Expected outcome in group capture?

2019-04-15 08:21发布

问题:

String line = "This order was placed for QT3000! OK?";
    String pattern = "(.*)(\\d+)(.*)";

    // Create a Pattern object
    Pattern r = Pattern.compile(pattern);

    // Now create matcher object.
    Matcher m = r.matcher(line);
    if (m.find()) {
      System.out.println("Found value: " + m.group(1));
      System.out.println("Found value: " + m.group(2));
      System.out.println("Found value: " + m.group(3));
    }

output is

Found value: This order was placed for QT300
Found value: 0
Found value: ! OK?

Though i was expecting the output as

Found value: This order was placed for QT3000! OK?
Found value: 3000
Found value: This order was placed for QT3000! OK?

The reason for my expected output is

If pattern is  "(.*)"   output for m.group(1) is "This order was placed for QT3000! OK?"
If pattern is  "(\\d+)" output for m.group(1) is "3000"

I don't know when I mention pattern as "(.*)(\\d+)(.*)"; why I am not getting expected output?

回答1:

It is due to the first (.*) being too greedy and eat up as much as possible, while still allowing (\d+)(.*) to match the rest of the string.

Basically, the match goes like this.
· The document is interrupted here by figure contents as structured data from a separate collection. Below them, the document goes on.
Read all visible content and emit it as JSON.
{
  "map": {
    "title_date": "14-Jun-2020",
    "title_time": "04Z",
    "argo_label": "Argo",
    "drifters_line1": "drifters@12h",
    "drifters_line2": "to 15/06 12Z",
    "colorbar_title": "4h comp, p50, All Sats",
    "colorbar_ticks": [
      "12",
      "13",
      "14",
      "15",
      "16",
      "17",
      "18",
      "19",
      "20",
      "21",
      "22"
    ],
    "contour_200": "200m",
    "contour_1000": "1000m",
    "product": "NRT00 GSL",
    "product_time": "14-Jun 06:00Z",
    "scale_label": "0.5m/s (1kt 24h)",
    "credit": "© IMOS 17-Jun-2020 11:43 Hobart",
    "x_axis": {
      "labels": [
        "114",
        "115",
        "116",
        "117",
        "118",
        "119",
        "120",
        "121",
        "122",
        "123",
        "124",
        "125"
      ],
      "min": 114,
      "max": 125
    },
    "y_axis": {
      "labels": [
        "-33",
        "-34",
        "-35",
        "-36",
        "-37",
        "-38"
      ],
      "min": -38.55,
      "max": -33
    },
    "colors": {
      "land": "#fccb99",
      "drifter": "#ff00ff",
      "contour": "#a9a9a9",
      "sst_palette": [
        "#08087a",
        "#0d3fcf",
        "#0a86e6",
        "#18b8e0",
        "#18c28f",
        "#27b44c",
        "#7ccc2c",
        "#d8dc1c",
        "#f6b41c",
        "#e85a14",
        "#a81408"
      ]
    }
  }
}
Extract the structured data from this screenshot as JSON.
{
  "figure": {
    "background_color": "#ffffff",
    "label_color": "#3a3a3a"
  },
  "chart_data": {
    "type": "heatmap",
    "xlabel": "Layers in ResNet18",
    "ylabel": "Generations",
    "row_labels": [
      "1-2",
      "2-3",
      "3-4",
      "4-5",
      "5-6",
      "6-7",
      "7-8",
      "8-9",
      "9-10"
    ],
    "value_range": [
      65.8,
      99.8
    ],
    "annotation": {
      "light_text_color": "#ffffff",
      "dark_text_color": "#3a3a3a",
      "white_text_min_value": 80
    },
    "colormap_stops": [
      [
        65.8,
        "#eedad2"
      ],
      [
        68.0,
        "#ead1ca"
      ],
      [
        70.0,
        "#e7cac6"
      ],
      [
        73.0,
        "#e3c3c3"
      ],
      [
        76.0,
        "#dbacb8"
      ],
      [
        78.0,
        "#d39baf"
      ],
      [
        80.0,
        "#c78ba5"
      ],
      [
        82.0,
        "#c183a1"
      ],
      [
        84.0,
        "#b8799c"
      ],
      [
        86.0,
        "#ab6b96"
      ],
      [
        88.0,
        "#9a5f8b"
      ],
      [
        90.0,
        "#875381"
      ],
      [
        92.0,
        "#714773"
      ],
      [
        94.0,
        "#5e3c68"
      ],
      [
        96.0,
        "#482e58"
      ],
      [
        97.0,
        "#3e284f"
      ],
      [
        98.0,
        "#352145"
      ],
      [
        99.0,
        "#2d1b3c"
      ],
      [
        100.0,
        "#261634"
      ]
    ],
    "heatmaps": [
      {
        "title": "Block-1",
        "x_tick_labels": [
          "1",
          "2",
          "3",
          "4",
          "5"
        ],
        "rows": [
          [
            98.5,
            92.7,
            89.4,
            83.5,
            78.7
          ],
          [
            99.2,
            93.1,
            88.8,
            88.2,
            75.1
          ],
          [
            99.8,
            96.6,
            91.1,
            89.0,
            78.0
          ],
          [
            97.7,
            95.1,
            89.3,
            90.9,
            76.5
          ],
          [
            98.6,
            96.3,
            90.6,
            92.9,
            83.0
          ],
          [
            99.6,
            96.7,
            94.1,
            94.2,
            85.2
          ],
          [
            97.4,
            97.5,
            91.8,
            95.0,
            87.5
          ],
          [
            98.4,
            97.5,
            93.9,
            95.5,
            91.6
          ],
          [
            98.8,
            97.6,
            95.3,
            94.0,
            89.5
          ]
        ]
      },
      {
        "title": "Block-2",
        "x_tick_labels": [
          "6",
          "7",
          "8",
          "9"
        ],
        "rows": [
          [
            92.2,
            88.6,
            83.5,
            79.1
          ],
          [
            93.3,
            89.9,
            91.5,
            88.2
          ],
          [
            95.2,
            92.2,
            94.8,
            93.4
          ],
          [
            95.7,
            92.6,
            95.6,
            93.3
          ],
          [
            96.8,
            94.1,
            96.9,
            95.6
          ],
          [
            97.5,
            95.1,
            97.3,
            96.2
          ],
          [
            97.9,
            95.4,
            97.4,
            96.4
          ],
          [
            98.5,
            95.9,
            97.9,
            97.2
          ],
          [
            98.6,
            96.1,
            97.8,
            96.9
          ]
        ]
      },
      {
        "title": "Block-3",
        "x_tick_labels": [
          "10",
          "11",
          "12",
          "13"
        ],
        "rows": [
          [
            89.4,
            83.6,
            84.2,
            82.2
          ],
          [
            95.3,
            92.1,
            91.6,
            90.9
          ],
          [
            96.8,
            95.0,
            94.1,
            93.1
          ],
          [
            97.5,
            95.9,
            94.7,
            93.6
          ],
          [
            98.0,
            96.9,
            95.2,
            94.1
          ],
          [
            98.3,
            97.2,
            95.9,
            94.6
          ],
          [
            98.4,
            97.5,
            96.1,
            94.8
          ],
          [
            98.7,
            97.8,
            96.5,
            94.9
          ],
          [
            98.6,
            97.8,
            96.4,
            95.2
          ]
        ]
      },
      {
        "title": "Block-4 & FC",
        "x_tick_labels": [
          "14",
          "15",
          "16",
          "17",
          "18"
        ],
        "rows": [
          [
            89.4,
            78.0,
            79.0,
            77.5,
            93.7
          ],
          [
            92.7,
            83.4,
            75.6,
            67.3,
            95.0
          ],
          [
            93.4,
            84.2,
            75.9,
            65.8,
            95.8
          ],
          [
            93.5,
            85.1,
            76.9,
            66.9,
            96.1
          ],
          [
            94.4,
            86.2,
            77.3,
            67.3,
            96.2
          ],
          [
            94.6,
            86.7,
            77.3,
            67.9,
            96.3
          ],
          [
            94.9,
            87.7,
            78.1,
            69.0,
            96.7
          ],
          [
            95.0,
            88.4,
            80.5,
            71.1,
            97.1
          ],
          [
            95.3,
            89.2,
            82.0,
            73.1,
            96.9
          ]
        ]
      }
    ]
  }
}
At the beginning, the first .* will gobble up the whole string:

This order was placed for QT3000! OK?
                                     ^

However, since we can't find a match for \d+ here, we backtrack:

This order was placed for QT3000! OK?
                                    ^
This order was placed for QT3000! OK?
                                   ^
...

This order was placed for QT3000! OK?
                               ^

At this position, \d+ can be matched, so we proceed:

This order was placed for QT3000! OK?
                                ^

and .* will match the rest of the string.

That's the explanation for the output you see.


You can fix this problem by making the first (.*) lazy:

(.*?)(\d+)(.*)

The search for match for (.*?) will begin with empty string, and as it backtracks, it will gradually increase the amount of characters it gobbles up:

This order was placed for QT3000! OK?
^
This order was placed for QT3000! OK?
 ^
...

This order was placed for QT3000! OK?
                            ^

At this point, \d+ can be matched, and .* can also be matched, which finishes the matching attempt and the output will be as you expected.



回答2:

The .* is matching (and consuming) as much characters as it can before finding \\d+. When it gets to \\d+, only one number is enough for matching.

So, you need to make the .* lazy:

(.*?)(\\d+)(.*)

Well, if you want to go into the details, .* first matches the whole string, then backtracks one character at a time so that the regex can also match (\\d+)(.*) which comes later on. Once it has backtracked to the last character here:

This order was placed for QT300

The rest of the regex ((\\d+)(.*)) is satisfied so the matching ends.